Code page 850 is a code page that was used in western Europe, under systems such as DOS. It was also sometimes used on English DOS systems although CP437 was generally the default on those. It was largely replaced first with windows-1252 (often mislabeled as ISO-8859-1) and later by UCS-2 and finally UTF-16 (while the NT line was natively unicode from the start issues of development tool support and compatibility with windows 9x kept most applications on the 8 bit code pages). According to Microsoft, it is obsolete and unsupported.[citation needed]
CP850 differs from CP437 in that many of the box drawing characters, Greek letters, and various symbols were replaced with additional Latin letters with diacritics, thus greatly improving support for Western European languages (all characters from ISO 8859-1 are included). At the same time, the changes frequently caused display glitches in programs that actually made use of the box drawing characters to display a GUI-like surface in text mode, such as the ubiquitous Turbo Pascal.

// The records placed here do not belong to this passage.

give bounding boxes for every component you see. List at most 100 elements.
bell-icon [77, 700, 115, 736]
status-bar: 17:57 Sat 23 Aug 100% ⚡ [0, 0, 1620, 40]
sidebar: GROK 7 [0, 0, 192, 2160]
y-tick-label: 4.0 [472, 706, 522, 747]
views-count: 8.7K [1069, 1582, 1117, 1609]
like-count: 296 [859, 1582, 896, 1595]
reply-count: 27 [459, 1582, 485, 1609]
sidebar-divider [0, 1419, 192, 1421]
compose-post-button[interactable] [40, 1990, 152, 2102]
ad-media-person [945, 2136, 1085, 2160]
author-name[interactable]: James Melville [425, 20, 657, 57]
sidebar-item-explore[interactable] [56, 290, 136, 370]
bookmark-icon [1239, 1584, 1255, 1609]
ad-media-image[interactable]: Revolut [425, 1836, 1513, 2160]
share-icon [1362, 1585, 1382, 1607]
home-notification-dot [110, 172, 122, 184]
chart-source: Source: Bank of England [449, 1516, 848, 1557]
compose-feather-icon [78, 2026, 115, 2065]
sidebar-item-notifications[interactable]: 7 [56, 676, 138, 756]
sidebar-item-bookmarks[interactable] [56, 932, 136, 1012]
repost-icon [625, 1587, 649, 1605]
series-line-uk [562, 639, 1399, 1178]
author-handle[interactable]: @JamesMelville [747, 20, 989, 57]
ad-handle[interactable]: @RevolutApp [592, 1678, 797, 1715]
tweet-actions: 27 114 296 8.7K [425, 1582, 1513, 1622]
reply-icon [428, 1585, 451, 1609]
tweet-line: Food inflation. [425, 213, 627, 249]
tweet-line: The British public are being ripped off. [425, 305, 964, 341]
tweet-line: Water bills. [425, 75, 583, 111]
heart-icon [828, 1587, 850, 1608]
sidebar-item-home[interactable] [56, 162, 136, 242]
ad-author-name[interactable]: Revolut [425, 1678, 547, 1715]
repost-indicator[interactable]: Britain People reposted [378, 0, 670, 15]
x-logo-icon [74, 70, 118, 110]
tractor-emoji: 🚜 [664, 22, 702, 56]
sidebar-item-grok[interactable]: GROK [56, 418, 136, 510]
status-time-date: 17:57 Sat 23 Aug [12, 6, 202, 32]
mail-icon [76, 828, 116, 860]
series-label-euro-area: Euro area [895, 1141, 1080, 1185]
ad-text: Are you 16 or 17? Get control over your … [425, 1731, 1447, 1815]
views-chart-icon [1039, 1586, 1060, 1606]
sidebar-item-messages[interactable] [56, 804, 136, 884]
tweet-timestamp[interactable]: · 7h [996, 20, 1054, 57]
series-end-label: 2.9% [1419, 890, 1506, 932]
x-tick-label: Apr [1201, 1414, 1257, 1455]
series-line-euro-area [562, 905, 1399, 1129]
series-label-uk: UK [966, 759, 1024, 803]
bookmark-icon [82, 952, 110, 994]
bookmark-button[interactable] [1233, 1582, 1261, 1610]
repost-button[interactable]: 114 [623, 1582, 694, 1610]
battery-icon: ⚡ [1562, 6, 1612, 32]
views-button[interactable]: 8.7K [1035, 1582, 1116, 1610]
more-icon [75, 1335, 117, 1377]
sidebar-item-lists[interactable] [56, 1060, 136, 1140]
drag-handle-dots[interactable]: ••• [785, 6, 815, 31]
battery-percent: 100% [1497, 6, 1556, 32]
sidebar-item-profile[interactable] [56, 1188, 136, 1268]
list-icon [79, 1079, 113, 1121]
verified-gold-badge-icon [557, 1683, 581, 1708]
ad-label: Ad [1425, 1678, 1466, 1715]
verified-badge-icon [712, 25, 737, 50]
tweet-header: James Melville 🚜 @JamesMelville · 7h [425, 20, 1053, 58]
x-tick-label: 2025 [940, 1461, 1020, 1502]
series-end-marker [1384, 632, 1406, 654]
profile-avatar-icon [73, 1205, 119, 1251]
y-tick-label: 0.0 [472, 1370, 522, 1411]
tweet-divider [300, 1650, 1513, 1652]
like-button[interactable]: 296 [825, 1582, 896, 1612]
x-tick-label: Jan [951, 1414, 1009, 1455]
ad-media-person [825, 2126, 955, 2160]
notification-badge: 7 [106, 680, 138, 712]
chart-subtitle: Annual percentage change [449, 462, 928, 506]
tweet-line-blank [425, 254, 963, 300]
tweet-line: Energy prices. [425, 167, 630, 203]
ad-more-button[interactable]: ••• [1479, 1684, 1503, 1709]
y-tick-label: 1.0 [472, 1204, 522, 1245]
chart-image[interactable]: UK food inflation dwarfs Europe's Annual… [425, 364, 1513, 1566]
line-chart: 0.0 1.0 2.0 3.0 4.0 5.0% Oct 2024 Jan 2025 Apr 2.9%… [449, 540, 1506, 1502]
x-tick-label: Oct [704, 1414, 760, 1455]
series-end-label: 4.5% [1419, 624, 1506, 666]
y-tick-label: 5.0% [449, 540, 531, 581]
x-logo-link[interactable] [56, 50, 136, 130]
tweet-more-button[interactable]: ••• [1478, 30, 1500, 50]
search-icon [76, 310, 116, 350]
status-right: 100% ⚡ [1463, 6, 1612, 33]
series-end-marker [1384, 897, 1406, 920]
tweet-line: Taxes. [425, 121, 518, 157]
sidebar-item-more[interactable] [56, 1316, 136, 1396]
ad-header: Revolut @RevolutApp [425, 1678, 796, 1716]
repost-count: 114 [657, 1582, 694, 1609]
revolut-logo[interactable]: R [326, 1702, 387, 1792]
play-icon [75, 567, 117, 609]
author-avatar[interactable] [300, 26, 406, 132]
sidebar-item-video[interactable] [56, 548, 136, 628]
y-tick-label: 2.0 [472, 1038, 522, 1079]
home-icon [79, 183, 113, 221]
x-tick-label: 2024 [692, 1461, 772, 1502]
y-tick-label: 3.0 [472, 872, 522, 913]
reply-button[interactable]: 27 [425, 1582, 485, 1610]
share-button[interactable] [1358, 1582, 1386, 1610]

A modification of CP850 is CP858, differing only in the character at position D5HEX: a dotless-i (ı) in CP850, which is replaced with a euro sign (€) in CP858.
Code page layout
Standard ASCII and ISO 8859-1 (Latin-1) character glyphs are shown as colored cells.
The C0 control range (0x00–0x1F hex) is mapped to graphics characters. The codes can assume their original function as controls (as they still do—typing "echo", space, control-G and then Enter causes the PC speaker to emit a beep—even on the command prompt on Windows XP), but in display, for example in a screen editor like MS-DOS edit, they show as graphics. The graphics are various, such as smiling faces, card suits and musical notes. Code 0x7F, DEL, similarly shows as a graphic (a house).